One fine spring day, as I was helping my sister and brother-in-law to prepare and plant their vegetable garden, my then eight-year-old niece asked me, “Uncle Mark, why do we plant a vegetable garden when we can just go to the store and buy vegetables?”
At first glance, she does have a point. Why bother with all of the sweat-inducing and back-breaking work to grow our own vegetables when all we have to do is drive over to the local supermarket and purchase as many fruits and vegetables as we want — with little or no work?
Those of you who are hardcore gardeners like me are welcome to skip to the next section if you like. After all, you already know why we garden. But those of you who are new to vegetable gardening; those who have been considering it but haven’t yet started; those who’ve tried it once and are wondering if it’s worth it to do it again; and those who have their own eight-year-olds asking them the same question, read on. My niece asked a fair question that deserves a fair answer — and I’m happy to provide not just one, but several.
When you garden, you have complete control over how your crops are grown. Would you like a side of organochlorine with your broccoli? How about malathion with your muskmelon? These and other pesticides are commonly sprayed on the crops that are grown commercially and sold in supermarkets. Don’t like the thought of you or your kids ingesting chemical pesticides? Tough beans. That’s what commercial agriculture sprays on these crops, whether you want it or not. But when you grow your own, you have complete control over what gets sprayed on (or doesn’t get sprayed on) those fruits and vegetables. It’s probably the best way to assure as much as possible that you and your children are not ingesting any potentially toxic chemicals.

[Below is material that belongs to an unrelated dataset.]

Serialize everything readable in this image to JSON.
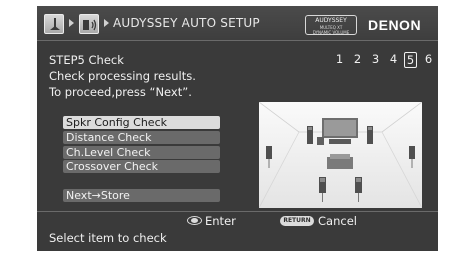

Home-grown fruits and vegetables are tastier, fresher, more colorful, and more nutritious than anything purchased at a supermarket. Commercially grown tomatoes are grown for uniformity and shipping hardiness — not flavor. They are picked green, transported across the country, and then gassed with ethylene to make them turn red. They have to do it that way, because naturally ripened tomatoes do not travel well. But tomatoes that are picked when green have not yet developed the flavor and sweetness of naturally reddened tomatoes. In addition, long transport times followed by long periods of setting around in a grocery bin cause many of the vitamins in tomatoes and other crops to degrade, resulting in less nutritious fruits and vegetables.
As a vegetable gardener you can harvest your crops when they are naturally ready to be harvested, since they will be traveling no further than your kitchen. Thus you can pick and consume them when they are at their peak of flavor, freshness, and nutrition.
Planting and cultivating a vegetable garden is a great way to get fresh air, sunshine, and exercise. It takes physical exertion to create a garden — physical exertion that exercises the muscles, increases the heart-rate, limbers up the joints, and fills lungs with fresh outside air. Now tell me again how much fun you’re having in your cramped and crowded health club. Besides, the money you’d spend on seed, soil, fertilizer, tolls, etc. has to be a lot lest than your monthly membership fees.
Vegetable gardening is gentler to our air, land, and water. Those chemical pesticides I mentioned earlier not only can be ingested by you on the crops themselves, but also contaminate the air and land around us and the lakes, streams, and groundwater beneath us, with devastating effects. Malathion, for example, is highly toxic to fish and bees. Permethrin is poisonous to cats and fish. Yet commercial growers still use these and many other chemical pesticides.
Maybe you can’t stop commercial growers from using these chemicals, but you don’t have to contribute to the chemical mix. If you grow your own fruits and vegetables, and you choose to do so without the use of these substances, then in some small way, you are contributing to the health of the air, land, and water around you and the vertebrate and invertebrate species that share it with us.
I could go on, but I think you get the idea. Growing your own fruits and vegetables is much more work than just buying them at the supermarket. But it’s a good kind of work, one that benefits you, your family, and the world around you.